Marathon keywording session with the Alamy Lightroom plugin

After downloading and installing the Alamy plugin for Lightroom, I quickly realised that I’d have to organise my keywords into a hierarchy (always have to spell check that word). As pretty much all my photos are building/architecture related I set up the hierarchy as I would doing a 3D model, discipline, element, feature etc. The logical physical elements went fairly easily but the difficulty came trying to sort adjectives and nouns into sensible categories. I did what I could but I’m sure a more logical structure will present itself the more and more I use it. I hope. It took about three evenings and I managed to clean up some near duplicates so at least I had some consistency.

I had 94 images already uploaded and QC passed on Alamy so I went through each image and added missing keywords and some descriptive stuff, photo classification etc. So far the workflow I’m using is adding all the keywords using the hierarchy then manually typing in the Essential and Main keywords as required by Alamy.
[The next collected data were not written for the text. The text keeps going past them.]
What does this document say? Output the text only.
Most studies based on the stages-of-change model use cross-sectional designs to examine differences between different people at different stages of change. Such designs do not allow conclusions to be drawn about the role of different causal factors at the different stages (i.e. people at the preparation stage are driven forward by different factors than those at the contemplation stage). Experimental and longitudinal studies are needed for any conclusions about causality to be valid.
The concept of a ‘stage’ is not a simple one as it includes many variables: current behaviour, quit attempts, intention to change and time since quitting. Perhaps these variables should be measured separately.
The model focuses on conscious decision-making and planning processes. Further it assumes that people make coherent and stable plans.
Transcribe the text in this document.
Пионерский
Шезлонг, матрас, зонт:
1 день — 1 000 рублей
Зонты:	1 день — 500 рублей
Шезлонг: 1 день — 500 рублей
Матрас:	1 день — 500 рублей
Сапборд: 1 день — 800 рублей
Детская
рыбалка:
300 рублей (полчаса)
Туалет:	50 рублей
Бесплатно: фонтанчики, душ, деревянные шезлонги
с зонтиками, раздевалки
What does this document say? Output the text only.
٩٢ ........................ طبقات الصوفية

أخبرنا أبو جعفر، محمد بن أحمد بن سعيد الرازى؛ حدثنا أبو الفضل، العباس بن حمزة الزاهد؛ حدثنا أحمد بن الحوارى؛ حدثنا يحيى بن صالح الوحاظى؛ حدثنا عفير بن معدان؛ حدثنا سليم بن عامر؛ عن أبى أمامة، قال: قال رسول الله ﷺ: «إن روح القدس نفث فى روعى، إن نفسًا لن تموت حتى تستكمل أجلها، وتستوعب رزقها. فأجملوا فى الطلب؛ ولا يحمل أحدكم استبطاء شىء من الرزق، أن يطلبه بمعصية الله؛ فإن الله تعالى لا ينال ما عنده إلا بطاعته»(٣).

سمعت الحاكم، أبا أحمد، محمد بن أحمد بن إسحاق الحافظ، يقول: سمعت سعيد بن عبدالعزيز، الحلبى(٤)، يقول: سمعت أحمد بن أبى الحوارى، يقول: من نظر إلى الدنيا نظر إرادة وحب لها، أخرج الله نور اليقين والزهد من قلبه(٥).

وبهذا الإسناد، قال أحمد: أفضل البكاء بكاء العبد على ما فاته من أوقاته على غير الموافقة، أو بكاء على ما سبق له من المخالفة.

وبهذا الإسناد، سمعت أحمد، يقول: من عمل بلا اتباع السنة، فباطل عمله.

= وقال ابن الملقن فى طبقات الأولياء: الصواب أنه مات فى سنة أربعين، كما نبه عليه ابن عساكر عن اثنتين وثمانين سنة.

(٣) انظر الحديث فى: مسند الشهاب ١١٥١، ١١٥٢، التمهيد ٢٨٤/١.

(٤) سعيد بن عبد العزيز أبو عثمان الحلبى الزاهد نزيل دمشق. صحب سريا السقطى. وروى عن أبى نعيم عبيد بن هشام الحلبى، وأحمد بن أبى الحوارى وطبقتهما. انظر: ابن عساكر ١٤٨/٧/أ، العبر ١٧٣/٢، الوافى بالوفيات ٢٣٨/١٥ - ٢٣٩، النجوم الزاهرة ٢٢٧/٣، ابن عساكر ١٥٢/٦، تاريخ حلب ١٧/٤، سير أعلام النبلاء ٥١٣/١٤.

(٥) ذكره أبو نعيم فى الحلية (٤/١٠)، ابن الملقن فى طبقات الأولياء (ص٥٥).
Initially I wondered why you couldn’t add those special keywords via the hierarchy panel but by having to type them in, you think more about what’s important and unique about each image. There is an option on the plugin export to automatically fill the Essential and Main keyword boxes but you really need full control over what the search engine considers important.

I did twenty yesterday and the remaining 74 during the course of today and I’ve gone video blind, my eyes feel like furry hard boiled eggs.

The Alamy Lightroom plugin can be found here, looks tricky on first inspection but a couple of read throughs of the pdf manual (which doesn’t seem to be in usage order, hence the double read through) and 15 mins of use and everything should click in place.